Publié le 24 octobre 2025 10:30:00. Si le progrès technologique est traditionnellement perçu comme un vecteur d’amélioration de la qualité de vie, une remise en question s’impose : cette évolution contribue-t-elle réellement au bien-être humain, ou génère-t-elle de nouvelles formes d’inégalités et de dépendance ?
- L’essor des réseaux sociaux et des plateformes numériques, bien que facilitant la communication, est associé à une augmentation de la solitude, de l’isolement et des troubles anxieux.
- L’automatisation et l’intelligence artificielle menacent des millions d’emplois, créant un fossé entre les travailleurs qualifiés et non qualifiés.
- La dépendance croissante à la technologie pourrait altérer nos capacités cognitives et nous rendre vulnérables en cas de dysfonctionnements.
Depuis la révolution industrielle, le progrès technologique a été érigé en symbole de développement et de modernité. Pourtant, au XXIe siècle, cette équation semble de plus en plus fragile. Loin d’être un bienfait universel, l’innovation pourrait masquer des effets pervers sur notre bien-être et notre équilibre social.
L’omniprésence des réseaux sociaux, des smartphones et des plateformes numériques a profondément transformé nos interactions. Si ces outils permettent de maintenir le contact à distance, ils sont également pointés du doigt pour leur contribution à la solitude numérique et à l’isolement émotionnel. Une étude de l’Université de Pennsylvanie révèle d’ailleurs qu’une réduction de l’utilisation des réseaux sociaux à seulement 30 minutes par jour peut significativement améliorer le bien-être émotionnel.
L’automatisation et l’intelligence artificielle (IA) ont indéniablement optimisé de nombreux processus industriels, logistiques et administratifs. Cependant, cette efficacité accrue s’accompagne d’une suppression massive d’emplois traditionnels, notamment dans les secteurs de la manufacture, du transport et du commerce. Le Forum économique mondial estime que d’ici 2025, 85 millions d’emplois pourraient être détruits par les machines, malgré la création potentielle de 97 millions de nouveaux postes, principalement dans le domaine technologique. Le défi réside dans le fait que ces nouvelles opportunités exigent des compétences spécifiques, exacerbant ainsi les inégalités entre les travailleurs qualifiés et ceux qui ne le sont pas.

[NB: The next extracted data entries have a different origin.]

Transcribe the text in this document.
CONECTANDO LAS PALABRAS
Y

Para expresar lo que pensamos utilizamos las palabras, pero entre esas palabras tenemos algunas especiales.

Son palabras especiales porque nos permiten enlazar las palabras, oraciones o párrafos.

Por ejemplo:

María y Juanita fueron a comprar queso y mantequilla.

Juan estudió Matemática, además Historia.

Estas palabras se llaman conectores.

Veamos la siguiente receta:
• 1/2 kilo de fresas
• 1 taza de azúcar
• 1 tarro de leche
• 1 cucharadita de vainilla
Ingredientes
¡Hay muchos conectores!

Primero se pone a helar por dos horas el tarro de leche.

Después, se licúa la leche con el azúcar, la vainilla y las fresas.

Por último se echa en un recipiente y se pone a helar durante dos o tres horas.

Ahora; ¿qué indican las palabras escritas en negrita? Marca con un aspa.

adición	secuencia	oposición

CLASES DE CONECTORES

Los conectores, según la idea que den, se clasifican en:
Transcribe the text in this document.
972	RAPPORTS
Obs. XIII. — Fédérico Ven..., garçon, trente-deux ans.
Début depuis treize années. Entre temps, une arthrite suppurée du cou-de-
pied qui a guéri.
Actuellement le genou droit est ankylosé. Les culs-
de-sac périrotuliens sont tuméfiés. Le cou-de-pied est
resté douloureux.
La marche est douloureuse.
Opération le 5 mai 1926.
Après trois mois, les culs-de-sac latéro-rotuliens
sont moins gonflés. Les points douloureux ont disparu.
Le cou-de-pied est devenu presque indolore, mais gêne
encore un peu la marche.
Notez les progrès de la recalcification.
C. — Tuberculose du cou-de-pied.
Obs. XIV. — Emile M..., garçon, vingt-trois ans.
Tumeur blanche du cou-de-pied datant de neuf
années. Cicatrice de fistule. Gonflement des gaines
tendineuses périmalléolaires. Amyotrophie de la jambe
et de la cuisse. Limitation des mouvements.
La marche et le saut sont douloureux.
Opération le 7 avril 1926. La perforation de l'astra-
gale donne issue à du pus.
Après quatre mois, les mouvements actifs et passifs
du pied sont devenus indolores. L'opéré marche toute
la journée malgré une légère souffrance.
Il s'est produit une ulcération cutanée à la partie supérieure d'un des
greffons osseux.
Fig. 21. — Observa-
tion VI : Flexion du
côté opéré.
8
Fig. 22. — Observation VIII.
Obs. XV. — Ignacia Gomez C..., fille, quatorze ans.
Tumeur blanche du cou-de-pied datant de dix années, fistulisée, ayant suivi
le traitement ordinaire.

La technologie a simplifié de nombreuses tâches quotidiennes, mais elle a également engendré une dépendance croissante. De l’utilisation du GPS pour se repérer aux assistants virtuels qui gèrent nos agendas, de nombreuses fonctions cognitives de base sont désormais déléguées aux machines. Cette dépendance n’est pas sans risque, comme le souligne Nicholas Carr dans son ouvrage Superficials: What is the Internet doing to our minds?. Il affirme que l’utilisation excessive de la technologie réduit notre capacité de concentration et de réflexion approfondie. De plus, une panne, une cyberattaque ou une simple défaillance numérique peut nous rendre particulièrement vulnérables.
Il est donc crucial de repenser la manière dont nous mesurons le progrès. Celui-ci ne doit plus être évalué uniquement en termes d’innovation ou d’efficacité, mais également en fonction de sa capacité à améliorer la vie humaine de manière équitable, durable et éthique. Cela implique de concevoir des technologies axées sur le bien-être, et non uniquement sur les bénéfices économiques ; de promouvoir une culture numérique critique ; de garantir un accès universel aux outils numériques ; et d’évaluer l’impact psychologique, social et environnemental de chaque avancée.
« Le progrès technologique est comme une hache entre les mains d’un criminel. »
Albert Einstein
En définitive, le progrès n’est pas une destination, mais une question permanente : à qui profite-t-il, à quel prix et dans quel but ? Ce n’est que lorsque la technologie est mise au service de la dignité humaine que l’on peut véritablement parler de progrès. Vivre entourés d’écrans ne doit pas nous éloigner de nous-mêmes. Si le progrès ne nous rapproche pas de l’essentiel, quelle est sa valeur ? L’avenir est entre nos mains, pas entre nos machines.